NEW DELHI — Despite widespread media reports that India is poised to launch its first satellite for use by the Indian navy, the timing of the launch is unclear, service sources said.
A scientist with the Indian Space Research Organisation (ISRO), which built the satellite, originally said the satellite is ready for launch.
Once launched, it will be used exclusively by the Indian navy to integrate its network-centric warfare program dubbed Project Rukmani. The satellite and network-centric systems will cost about $160 million, and Israel is helping with the project.
The satellite will be put into geostationary orbit above the Indian Ocean. It will transfer high-speed data and link all Indian navy ships, submarines, airplanes and control centers on the shore into a single information network, a navy official said.
“The dedicated military satellite will ultimately link the Indian navy’s long-range missiles and radars, which will enhance the maritime domain of the Indian navy in the Indian Ocean,” defense analyst Nitin Mehta said.
The satellite weighs 2.5 tons and can operate on multiple frequencies, including UHF, S-band, C-band and Ku-band. Once launched, the satellite will upgrade the Indian navy from a platform-centric to a network-centric service.
Early this year, the Navy created a dedicated post to head the Network-Centric Warfare Department here.
A Defence Ministry official said the step to create a position to run the department is in tandem with the navy’s plans to seamlessly integrate all combat platforms and terrestrial nodes through state-of-the art communications and space systems toward network-centric operations.
Project Rukmani is under the aegis of the ISRO and involves delivery and installation of very small aperture terminal (VSAT) antennas for the entire Indian navy, an ISRO official said.
Under this project, Ku- and C-band VSAT terminals are being built by Bharat Electronics and Electronics Corp. of India, both state-owned.
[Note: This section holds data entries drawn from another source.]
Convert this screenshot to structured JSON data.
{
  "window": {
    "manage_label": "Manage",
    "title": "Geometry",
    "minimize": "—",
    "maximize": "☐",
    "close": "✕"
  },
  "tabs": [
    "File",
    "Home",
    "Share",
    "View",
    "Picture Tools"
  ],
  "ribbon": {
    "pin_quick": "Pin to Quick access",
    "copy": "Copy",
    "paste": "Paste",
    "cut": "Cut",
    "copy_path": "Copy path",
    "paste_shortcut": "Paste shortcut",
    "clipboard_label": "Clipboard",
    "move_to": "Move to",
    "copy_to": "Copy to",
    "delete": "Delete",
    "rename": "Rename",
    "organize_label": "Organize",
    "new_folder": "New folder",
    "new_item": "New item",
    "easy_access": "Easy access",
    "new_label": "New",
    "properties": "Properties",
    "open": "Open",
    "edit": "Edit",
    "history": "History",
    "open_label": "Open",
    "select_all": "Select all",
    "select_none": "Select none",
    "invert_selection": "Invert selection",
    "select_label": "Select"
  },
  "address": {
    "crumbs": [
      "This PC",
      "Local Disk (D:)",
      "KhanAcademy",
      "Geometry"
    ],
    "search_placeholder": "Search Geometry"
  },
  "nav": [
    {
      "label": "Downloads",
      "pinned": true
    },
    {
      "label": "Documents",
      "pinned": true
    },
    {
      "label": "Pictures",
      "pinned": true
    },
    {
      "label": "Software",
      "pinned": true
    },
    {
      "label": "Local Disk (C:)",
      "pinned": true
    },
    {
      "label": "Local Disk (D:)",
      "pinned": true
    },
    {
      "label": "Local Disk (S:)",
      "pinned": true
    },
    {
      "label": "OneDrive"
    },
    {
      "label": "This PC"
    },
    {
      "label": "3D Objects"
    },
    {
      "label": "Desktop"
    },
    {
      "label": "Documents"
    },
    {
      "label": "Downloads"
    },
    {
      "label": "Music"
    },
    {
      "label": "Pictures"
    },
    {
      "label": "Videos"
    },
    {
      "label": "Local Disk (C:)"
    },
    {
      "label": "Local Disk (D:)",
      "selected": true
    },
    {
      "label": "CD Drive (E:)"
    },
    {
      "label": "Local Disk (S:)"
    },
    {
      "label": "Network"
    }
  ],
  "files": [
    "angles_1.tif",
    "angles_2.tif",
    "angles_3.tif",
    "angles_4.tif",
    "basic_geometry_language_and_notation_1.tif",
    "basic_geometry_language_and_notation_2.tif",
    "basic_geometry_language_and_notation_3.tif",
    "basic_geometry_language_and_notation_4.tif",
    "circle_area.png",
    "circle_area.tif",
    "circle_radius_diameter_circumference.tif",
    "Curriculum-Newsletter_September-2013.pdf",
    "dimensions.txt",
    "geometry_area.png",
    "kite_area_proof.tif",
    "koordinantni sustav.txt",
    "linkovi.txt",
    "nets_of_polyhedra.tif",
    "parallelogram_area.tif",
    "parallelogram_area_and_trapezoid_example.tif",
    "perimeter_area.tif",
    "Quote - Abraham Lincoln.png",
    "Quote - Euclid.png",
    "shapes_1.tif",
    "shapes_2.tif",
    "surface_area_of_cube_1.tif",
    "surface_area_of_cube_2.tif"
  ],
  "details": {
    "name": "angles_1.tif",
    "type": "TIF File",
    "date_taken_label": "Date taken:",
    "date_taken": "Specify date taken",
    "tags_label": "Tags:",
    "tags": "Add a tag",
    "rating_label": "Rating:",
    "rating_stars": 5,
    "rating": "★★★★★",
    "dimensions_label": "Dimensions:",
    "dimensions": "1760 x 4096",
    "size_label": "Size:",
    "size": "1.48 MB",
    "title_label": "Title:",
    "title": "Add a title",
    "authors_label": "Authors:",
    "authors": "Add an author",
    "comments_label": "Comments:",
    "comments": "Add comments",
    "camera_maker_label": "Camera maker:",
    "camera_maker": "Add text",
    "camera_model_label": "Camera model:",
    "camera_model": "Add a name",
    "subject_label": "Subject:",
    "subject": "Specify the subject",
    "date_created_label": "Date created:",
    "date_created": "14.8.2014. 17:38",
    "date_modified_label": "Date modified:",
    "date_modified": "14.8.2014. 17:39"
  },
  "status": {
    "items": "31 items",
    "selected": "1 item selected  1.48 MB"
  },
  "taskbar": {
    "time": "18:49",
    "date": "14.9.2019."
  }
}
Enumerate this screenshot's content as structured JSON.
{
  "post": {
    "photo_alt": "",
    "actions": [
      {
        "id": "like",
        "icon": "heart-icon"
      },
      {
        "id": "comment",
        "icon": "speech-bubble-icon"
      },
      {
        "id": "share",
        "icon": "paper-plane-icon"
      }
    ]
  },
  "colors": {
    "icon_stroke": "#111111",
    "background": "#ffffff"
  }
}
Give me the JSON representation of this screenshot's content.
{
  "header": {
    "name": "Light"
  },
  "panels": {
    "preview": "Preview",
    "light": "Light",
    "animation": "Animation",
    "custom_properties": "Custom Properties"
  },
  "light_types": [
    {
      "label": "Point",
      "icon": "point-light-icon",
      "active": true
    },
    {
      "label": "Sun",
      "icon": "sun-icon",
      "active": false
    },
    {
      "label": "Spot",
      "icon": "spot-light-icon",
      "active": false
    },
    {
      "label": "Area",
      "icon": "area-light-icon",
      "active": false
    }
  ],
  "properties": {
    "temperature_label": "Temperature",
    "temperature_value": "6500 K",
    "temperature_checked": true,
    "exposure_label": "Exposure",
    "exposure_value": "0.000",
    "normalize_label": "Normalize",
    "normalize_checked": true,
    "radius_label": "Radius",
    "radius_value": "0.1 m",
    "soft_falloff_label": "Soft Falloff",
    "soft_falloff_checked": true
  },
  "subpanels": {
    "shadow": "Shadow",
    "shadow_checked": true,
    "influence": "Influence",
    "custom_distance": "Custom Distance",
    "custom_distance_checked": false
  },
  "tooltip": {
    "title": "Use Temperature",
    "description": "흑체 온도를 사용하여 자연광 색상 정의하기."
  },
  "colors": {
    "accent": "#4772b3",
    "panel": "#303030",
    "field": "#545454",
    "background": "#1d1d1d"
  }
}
Orbit of Israel is the original equipment manufacturer for this project, the ISRO official added.
The ship-based terminals will provide continuous communications connectivity for voice, fax, data, video and Internet services, the ISRO official said.
Right now, India’s defense forces do not have a dedicated military satellite and have to depend on weather satellites, which in India often carry communications transponders.
The launch of the Indian navy satellite will be followed by a separate satellite for the country’s air force, and the army in the next two to three years, an Indian Defence Ministry source said.